There are thousands of hazardous substance spills each year from industrial facilities that are not subject to any hazardous substance spill prevention rules, according to United States Coast Guard data from the last ten years.  Chemicals released in industrial spills can contaminate waterways, and exposure to these substances can be dangerous, and in some instances, fatal.  These health effects are experienced disproportionately by residents of low-income neighborhoods and communities of color, where facilities that manufacture, store, and use hazardous substances tend to cluster.  EJHA documented the disproportionate risk of catastrophic chemical releases faced by communities of color and low-income communities from 3,433 industrial facilities across the country in its 2014 report, Who’s in Danger: A Demographic Analysis of Chemical Disaster Vulnerability Zones.

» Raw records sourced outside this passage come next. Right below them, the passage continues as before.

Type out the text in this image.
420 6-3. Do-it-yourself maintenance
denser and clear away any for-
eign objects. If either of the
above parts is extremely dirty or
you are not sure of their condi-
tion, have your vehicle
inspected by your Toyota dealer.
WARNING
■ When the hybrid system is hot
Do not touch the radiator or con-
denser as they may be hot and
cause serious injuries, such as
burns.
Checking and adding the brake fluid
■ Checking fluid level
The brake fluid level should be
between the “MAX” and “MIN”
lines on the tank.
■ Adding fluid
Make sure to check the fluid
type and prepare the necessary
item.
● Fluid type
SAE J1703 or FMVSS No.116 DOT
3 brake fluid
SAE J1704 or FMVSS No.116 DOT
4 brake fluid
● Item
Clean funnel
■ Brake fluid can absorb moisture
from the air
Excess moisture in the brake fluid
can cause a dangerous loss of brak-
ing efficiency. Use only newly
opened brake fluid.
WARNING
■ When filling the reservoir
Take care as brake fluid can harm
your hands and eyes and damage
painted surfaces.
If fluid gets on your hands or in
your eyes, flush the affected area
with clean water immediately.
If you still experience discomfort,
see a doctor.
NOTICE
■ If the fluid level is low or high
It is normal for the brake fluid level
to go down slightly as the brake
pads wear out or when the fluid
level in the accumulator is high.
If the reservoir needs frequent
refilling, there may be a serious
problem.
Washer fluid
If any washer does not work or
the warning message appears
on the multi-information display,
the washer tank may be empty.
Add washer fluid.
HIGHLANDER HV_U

“It is unfortunate that it took a lawsuit to get EPA to agree to set spill prevention rules,’’ said Pam Nixon, the spokesperson for PCACS, a community organization based in West Virginia’s heavily industrial Kanawha Valley.  “Uniform federal safeguards for above-ground storage tanks and secondary containment will better protect not only public drinking water systems, but also the groundwater for households using private wells.”

In 2014, communities in West Virginia’s Kanawha Valley experienced first-hand a major hazardous chemical spill, when over 10,000 gallons of a chemical used to clean coal leaked from a storage facility into the Elk River, just upstream from a large water-treatment plant that supplies Charleston its drinking water. The contamination deprived nearly 300,000 citizens of access to clean tap water for a week.

“It’s long past time for EPA to protect the health of residents near these industrial sites, and we urge the agency to adopt strong, protective standards to prevent future spills,” said Erik Olson, Director of the Health Program at NRDC.

A copy of the consent decree is available upon request.